Harvey Mansfield in the WSJ
In today's
Wall Street Journal, Harvey Mansfield attacks the proposed new Harvard curriculum and gets in a few digs at the rest of the faculty while he's at it. (Here's a link, but it may be behind a firewall.)
Mansfield begins:
The recent Harvard faculty report on general education has made waves for its new requirements to study America and religion. These may be good -- we shall see -- but the report is more remarkable for the trendy thinking it reveals in the higher reaches of American education.
A promising start. (
We shall see!) But I'll be honest: After those two sentences, I have very little idea what the hell Mansfield is talking about. Because almost instantly, he wanders away from making an argument to calling people—unnamed people, of course, because that way nothing has to be substantiated—names.
For example...
Our postmodern professors, however, do not care for principles....
The professors believe that every mind has a perspective or point of view it cannot escape. There's really no such thing as an open mind; all minds are closed.....
It is apparent from the courses that students seek out and from the dissatisfaction they express that they are more interested in big questions (Great Books) and in the big picture (Western Civilization) than [are] their professors....
(Hey, wait—wasn't the big course last year something about how to be happy?)
The professors, however, teach the Great Books not out of principle, or, dare one say it, affection, but because they feel the need -- despite their principles -- to justify why they don't believe in the Great Books; and because they want to cut them down to size.....
Who
are these wacky professors? I feel that we should hunt them down and throw nets over them. 'Cause, man, these cats are crazy!
In the end, I think what Mansfield is arguing is, basically, for a return to the Red Book.
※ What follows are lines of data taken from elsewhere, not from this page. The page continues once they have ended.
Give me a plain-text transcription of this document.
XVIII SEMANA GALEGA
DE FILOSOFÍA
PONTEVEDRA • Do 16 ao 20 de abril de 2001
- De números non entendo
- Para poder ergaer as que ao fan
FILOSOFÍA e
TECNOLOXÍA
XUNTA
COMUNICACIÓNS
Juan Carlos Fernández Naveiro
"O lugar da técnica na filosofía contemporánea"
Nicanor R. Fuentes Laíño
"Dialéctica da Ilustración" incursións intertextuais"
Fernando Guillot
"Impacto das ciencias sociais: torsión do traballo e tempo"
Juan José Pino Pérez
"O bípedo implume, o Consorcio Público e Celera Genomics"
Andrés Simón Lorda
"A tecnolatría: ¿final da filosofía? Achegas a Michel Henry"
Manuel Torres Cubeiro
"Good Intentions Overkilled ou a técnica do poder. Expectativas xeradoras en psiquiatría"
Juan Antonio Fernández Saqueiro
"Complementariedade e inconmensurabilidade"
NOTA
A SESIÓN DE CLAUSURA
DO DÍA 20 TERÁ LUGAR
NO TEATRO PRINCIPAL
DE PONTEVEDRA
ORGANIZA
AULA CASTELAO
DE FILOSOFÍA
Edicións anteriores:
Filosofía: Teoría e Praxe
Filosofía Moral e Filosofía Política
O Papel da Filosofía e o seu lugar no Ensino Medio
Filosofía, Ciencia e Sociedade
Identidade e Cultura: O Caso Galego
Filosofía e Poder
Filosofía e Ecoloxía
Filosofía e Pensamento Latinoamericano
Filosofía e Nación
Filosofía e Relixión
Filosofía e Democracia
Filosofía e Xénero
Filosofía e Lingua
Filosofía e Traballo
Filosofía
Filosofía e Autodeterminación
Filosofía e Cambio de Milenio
But his piece is built much more on attacking a straw man—"the professors"—than in making a positive argument for a general education based on teaching Western Civ and religion.
The reason, I think, is that a) Mansfield enjoys stirring the pot more than he likes to make a serious argument (cf. Manliness), and b) if you try to argue that Moby Dick and a dose of God are all Harvard students need today, the limitations of that curriculum will show themselves pretty darn quickly.
In the end, I'm slightly mystified why the
Journal published this piece. It's tough enough to make sense of if you're following the debate at Harvard. For anyone who isn't, it would be incomprehensible.
Except maybe those nasty cracks about the professors.